Bernhard Lang, Aerial Views, Versilia; all photos Courtesy Bernhard Lang

Bernhard Lang, Aerial Views, Versilia; all photos Courtesy Bernhard Lang

Il fotografo tedesco Bernhard Lang (di cui ho già parlato qui e qui) ha recentemente ultimato la serie ‘Versilia’. Gli scatti, si focalizzano sul litorale toscano, ripreso dal cielo durante il periodo estivo. La particolarità di queste immagini però è che sembrano ritrarre dei colorati circuiti elettrici anziché ombrelloni e bagnanti.
‘Versilia’ fa parte del ciclo ‘Aerial Views’ in cui Bernhard Lang indaga con la fotografia aerea il mutamento della percezione con il cambiare del punto di vista. I sui scatti non di rado rasentano l’astrattismo ma molto spesso svelano immagini più o meno casuali, altrimenti invisibili, tracciate dal ripetersi degli elementi che l’uomo ha collocato arbitrariamente nel paesaggio.
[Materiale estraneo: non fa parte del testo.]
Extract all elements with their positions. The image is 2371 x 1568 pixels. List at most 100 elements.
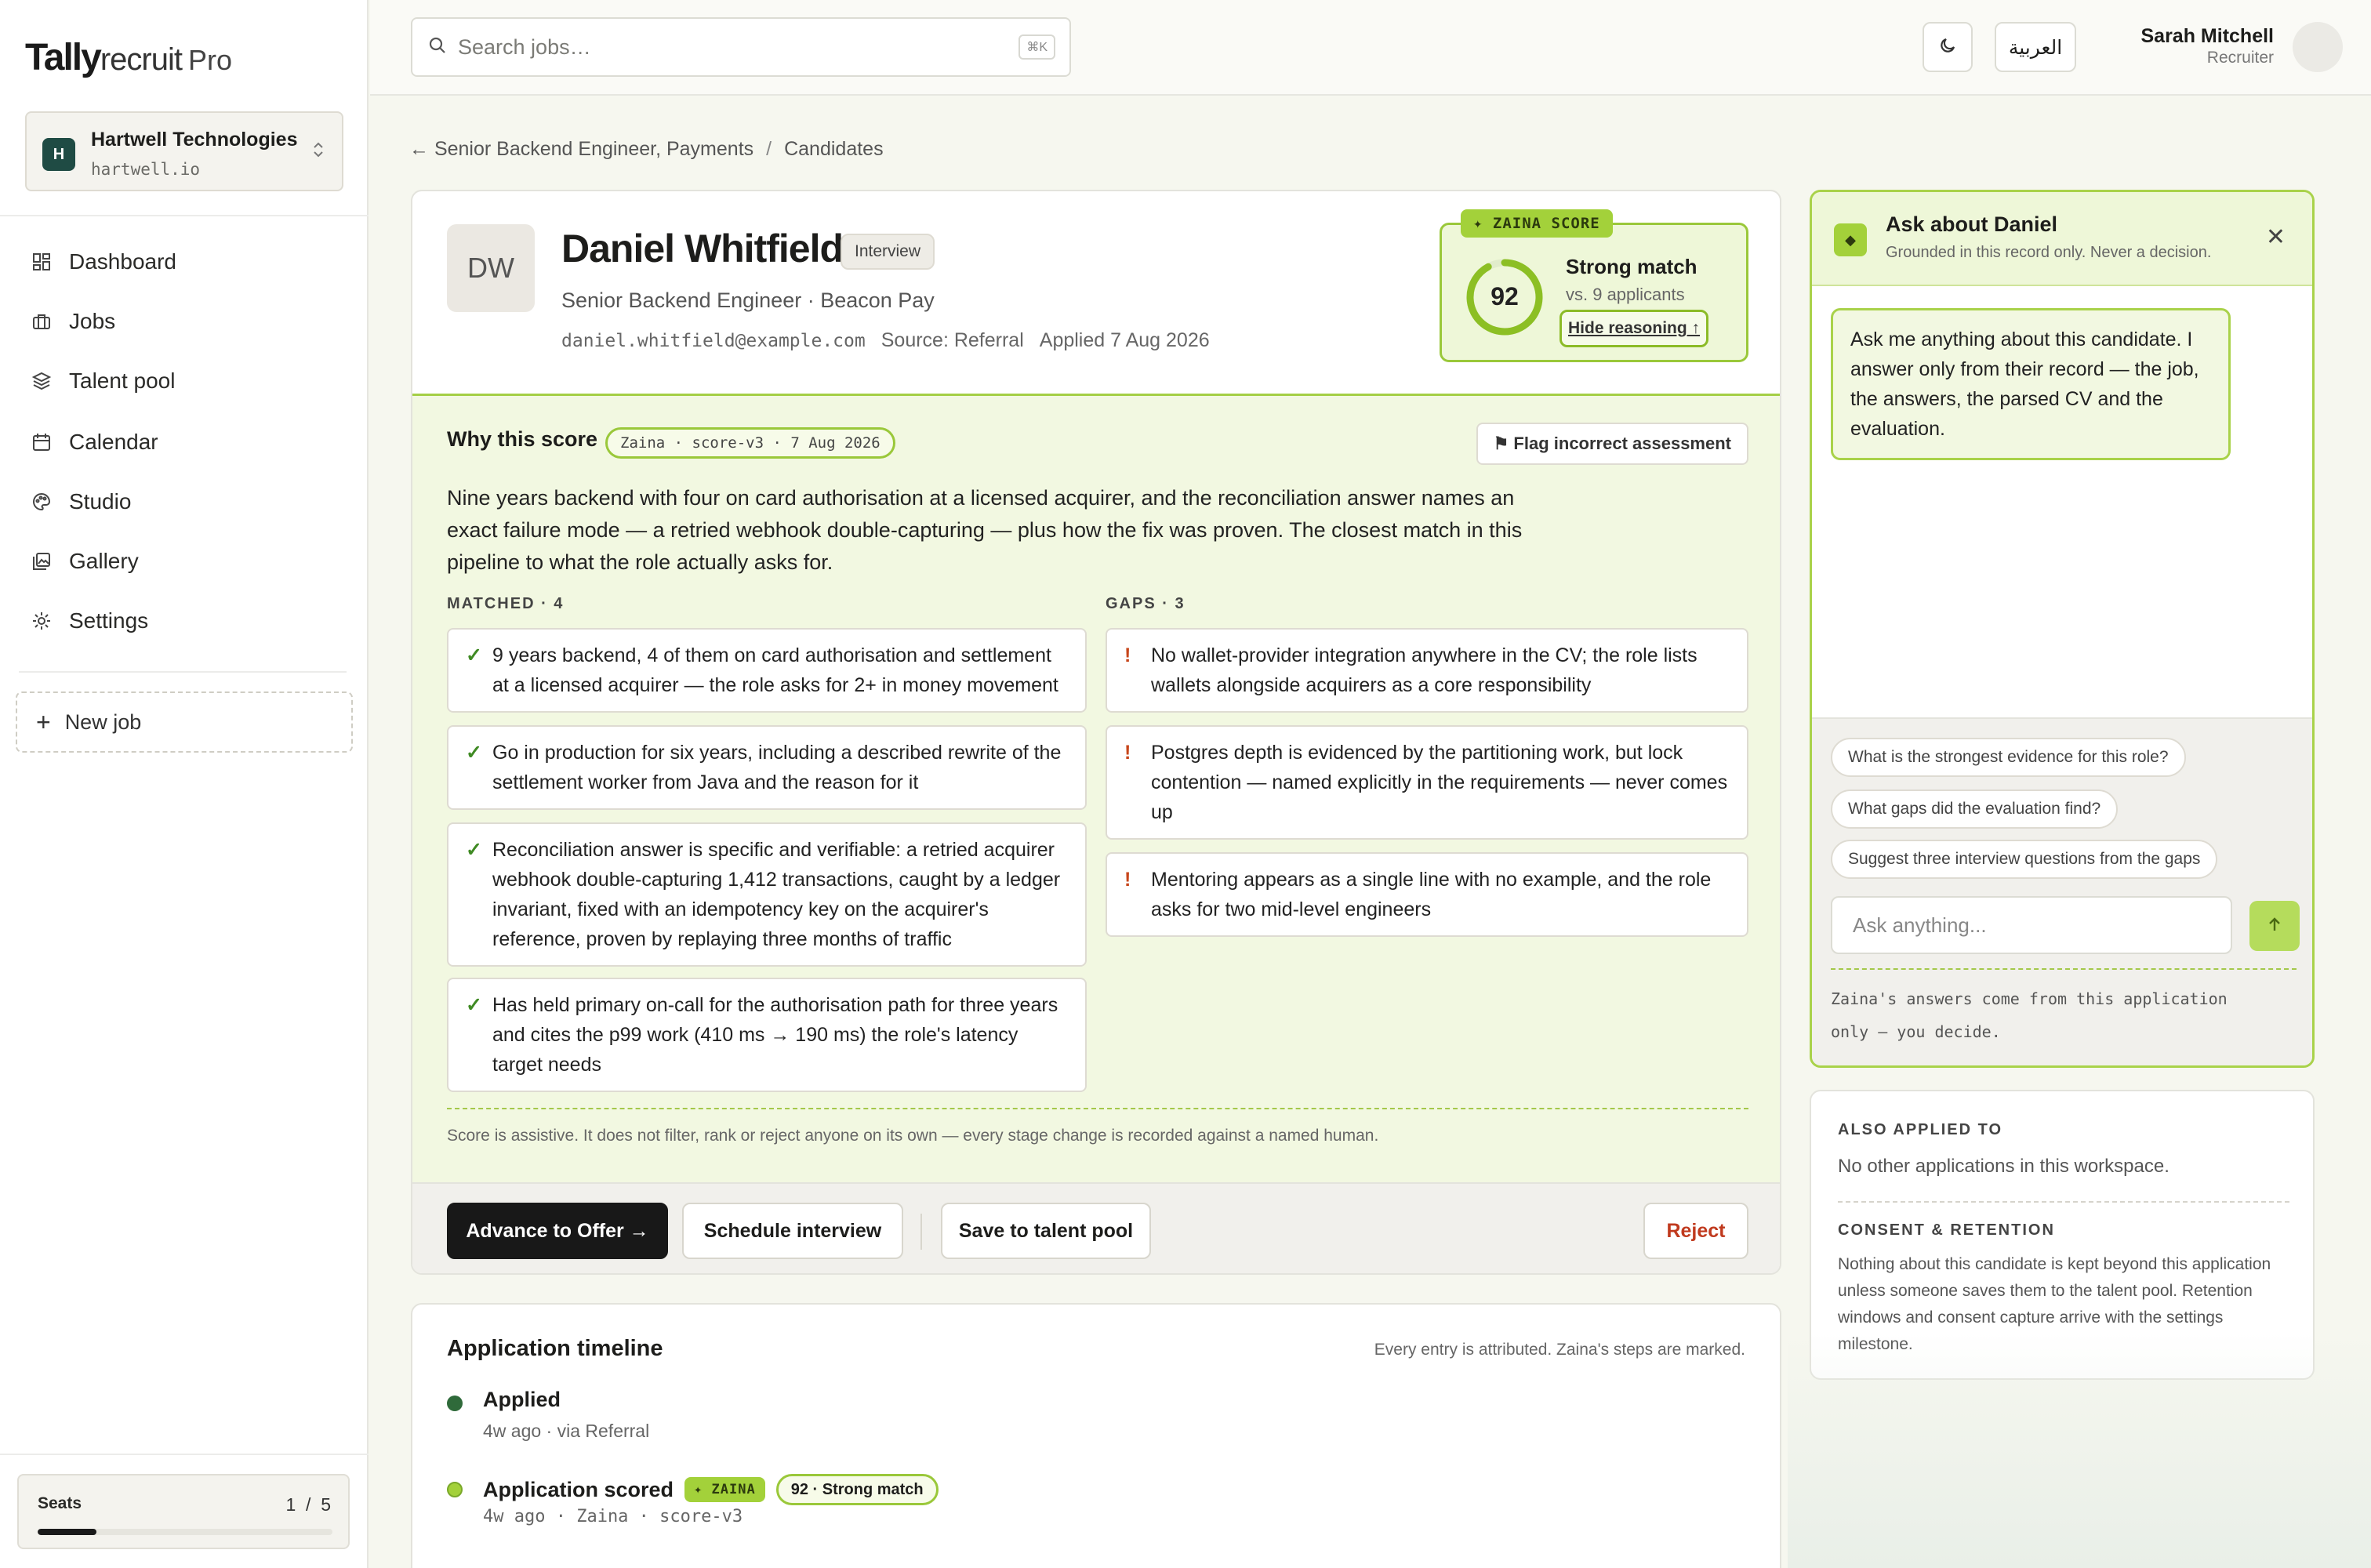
timeline-event-title: Application scored ✦ ZAINA 92 · Strong mat… [483, 1474, 939, 1505]
matched-header: MATCHED · 4 [447, 595, 565, 612]
sidebar-divider [19, 671, 347, 673]
workspace-domain: hartwell.io [91, 160, 201, 179]
candidate-name: Daniel Whitfield [561, 227, 844, 270]
seats-meter: Seats 1 / 5 [17, 1474, 350, 1549]
send-button[interactable] [2249, 901, 2300, 951]
workspace-switcher[interactable]: H Hartwell Technologies hartwell.io [25, 111, 343, 191]
zaina-badge: ✦ ZAINA [684, 1477, 765, 1502]
suggestion-chip[interactable]: What gaps did the evaluation find? [1831, 789, 2119, 829]
sidebar-item-studio[interactable]: Studio [19, 478, 348, 525]
matched-item: ✓ Has held primary on-call for the author… [447, 978, 1087, 1092]
seats-label: Seats [38, 1494, 82, 1512]
check-icon: ✓ [466, 839, 482, 861]
close-icon[interactable]: ✕ [2266, 223, 2286, 251]
divider [920, 1214, 922, 1250]
save-to-talent-pool-button[interactable]: Save to talent pool [941, 1203, 1151, 1259]
hide-reasoning-button[interactable]: Hide reasoning ↑ [1559, 310, 1709, 347]
timeline-attribution: Every entry is attributed. Zaina's steps… [1374, 1341, 1745, 1359]
gaps-header: GAPS · 3 [1106, 595, 1186, 612]
brand-logo[interactable]: Tallyrecruit Pro [25, 36, 232, 79]
ask-input[interactable]: Ask anything... [1831, 896, 2232, 954]
top-bar: Search jobs… ⌘K العربية Sarah Mitchell R… [370, 0, 2371, 96]
timeline-title: Application timeline [447, 1336, 663, 1361]
timeline-event-meta: 4w ago · Zaina · score-v3 [483, 1507, 743, 1526]
user-role: Recruiter [2206, 49, 2274, 67]
user-name: Sarah Mitchell [2140, 25, 2275, 47]
consent-title: CONSENT & RETENTION [1838, 1221, 2055, 1239]
warning-icon: ! [1124, 742, 1131, 764]
ask-subtitle: Grounded in this record only. Never a de… [1886, 244, 2212, 261]
matched-item: ✓ Reconciliation answer is specific and v… [447, 822, 1087, 967]
score-compare: vs. 9 applicants [1566, 285, 1685, 304]
reject-button[interactable]: Reject [1643, 1203, 1748, 1259]
candidate-meta: daniel.whitfield@example.com Source: Ref… [561, 329, 1210, 352]
matched-item: ✓ Go in production for six years, includi… [447, 725, 1087, 810]
sidebar-item-label: Talent pool [69, 368, 176, 393]
briefcase-icon [30, 310, 53, 333]
sidebar-item-calendar[interactable]: Calendar [19, 419, 348, 466]
flag-assessment-button[interactable]: ⚑ Flag incorrect assessment [1476, 423, 1748, 465]
warning-icon: ! [1124, 644, 1131, 666]
score-summary: Nine years backend with four on card aut… [447, 486, 1523, 574]
language-toggle[interactable]: العربية [1995, 22, 2076, 72]
sidebar-item-settings[interactable]: Settings [19, 597, 348, 644]
sidebar-divider [0, 1454, 369, 1455]
timeline-event-meta: 4w ago · via Referral [483, 1421, 650, 1441]
breadcrumb-current[interactable]: Candidates [784, 138, 883, 161]
action-bar: Advance to Offer → Schedule interview Sa… [412, 1182, 1780, 1273]
palette-icon [30, 490, 53, 514]
layers-icon [30, 369, 53, 393]
assistive-note: Score is assistive. It does not filter, … [447, 1127, 1379, 1145]
advance-to-offer-button[interactable]: Advance to Offer → [447, 1203, 668, 1259]
sidebar-item-talent-pool[interactable]: Talent pool [19, 358, 348, 405]
sparkle-icon: ◆ [1834, 223, 1867, 256]
sidebar-item-dashboard[interactable]: Dashboard [19, 238, 348, 285]
divider [447, 1108, 1748, 1109]
check-icon: ✓ [466, 994, 482, 1016]
score-tag: ✦ ZAINA SCORE [1461, 209, 1613, 238]
new-job-button[interactable]: + New job [16, 691, 353, 753]
workspace-avatar: H [42, 138, 75, 171]
search-input[interactable]: Search jobs… ⌘K [411, 17, 1071, 77]
suggestion-chip[interactable]: Suggest three interview questions from t… [1831, 840, 2218, 879]
warning-icon: ! [1124, 869, 1131, 891]
breadcrumb-back-link[interactable]: ← Senior Backend Engineer, Payments [409, 138, 753, 161]
score-label: Strong match [1566, 255, 1697, 278]
background-gradient [1788, 1333, 2371, 1568]
score-value: 92 [1490, 282, 1519, 310]
seats-progress-bar [38, 1529, 332, 1535]
score-card: ✦ ZAINA SCORE 92 Strong match vs. 9 appl… [1440, 209, 1748, 362]
sidebar-item-gallery[interactable]: Gallery [19, 538, 348, 585]
workspace-name: Hartwell Technologies [91, 129, 298, 151]
calendar-icon [30, 430, 53, 454]
candidate-role: Senior Backend Engineer · Beacon Pay [561, 289, 935, 312]
score-badge: 92 · Strong match [775, 1474, 939, 1505]
breadcrumb: ← Senior Backend Engineer, Payments / Ca… [409, 138, 884, 161]
search-shortcut: ⌘K [1018, 34, 1055, 60]
ask-disclaimer: Zaina's answers come from this applicati… [1831, 989, 2228, 1041]
also-applied-value: No other applications in this workspace. [1838, 1156, 2169, 1177]
ask-header: ◆ Ask about Daniel Grounded in this reco… [1812, 192, 2312, 286]
sidebar-divider [0, 215, 369, 216]
avatar[interactable] [2293, 22, 2343, 72]
sidebar-item-label: Studio [69, 489, 132, 514]
candidate-source: Source: Referral [881, 329, 1024, 351]
why-this-score-panel: Why this score Zaina · score-v3 · 7 Aug … [412, 394, 1780, 1182]
candidate-email[interactable]: daniel.whitfield@example.com [561, 331, 866, 351]
dark-mode-toggle[interactable] [1923, 22, 1973, 72]
gallery-icon [30, 550, 53, 573]
suggestion-chip[interactable]: What is the strongest evidence for this … [1831, 738, 2186, 777]
arrow-up-icon [2266, 916, 2283, 937]
new-job-label: New job [64, 710, 142, 734]
schedule-interview-button[interactable]: Schedule interview [682, 1203, 903, 1259]
check-icon: ✓ [466, 742, 482, 764]
sidebar: Tallyrecruit Pro H Hartwell Technologies … [0, 0, 369, 1568]
seats-count: 1 / 5 [285, 1494, 331, 1515]
why-title: Why this score [447, 427, 598, 451]
candidate-card: DW Daniel Whitfield Interview Senior Bac… [411, 190, 1781, 1275]
assistant-message: Ask me anything about this candidate. I … [1831, 308, 2231, 460]
score-ring: 92 [1466, 259, 1543, 336]
sidebar-item-label: Settings [69, 608, 149, 633]
gear-icon [30, 609, 53, 633]
sidebar-item-jobs[interactable]: Jobs [19, 298, 348, 345]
Gli preme trovare patterns e strutture, che a volte sembrano dipinti astratti- è scritto sul sito internet di Lang a proposito di ’Aerial Views’-Bernhard ha anche sviluppato un particolare interesse per il catturare immagini che mostrano l'impatto delle attività umane sulla natura e sull'ambiente.”

Secondo il fotografo di Monaco l’intervento dell’uomo sul paesaggio può essere letto in due modi: “Da una parte c’è una bellezza formale o comunque un ordine piacevole, ma sull’altro piatto della bilancia c’è la trasformazione o decostruzione della natura originaria”.

Per fare tutto questo Lang non è tipo che si risparmia. Niente droni per lui. Le foto le scatta alla vecchia maniera, macchina alla mano. Solo che invece di essere con i piedi per terra usa aerei ultraleggeri o elicotteri e non di rado deve sporgersi in modo avventuroso per trovare l’angolazione perfetta.
La serie ‘Versilia’ non è la prima dedicata da Bernhard Lang al paesaggio italiano: è sempre di quest’anno quella in cui effigiava le cave di marmo di Carrara, mentre nel 2014 ha ritratto la costa tra Rimini e Riccione.

Rispetto al litorale Adriatico l’area che compare in ‘Versilia’ è ordinata in maniera meno ripetitiva e dozzinale. E’ anche chiaro che lo spazio vitale lasciato a disposizione dei bagnanti è più ampio.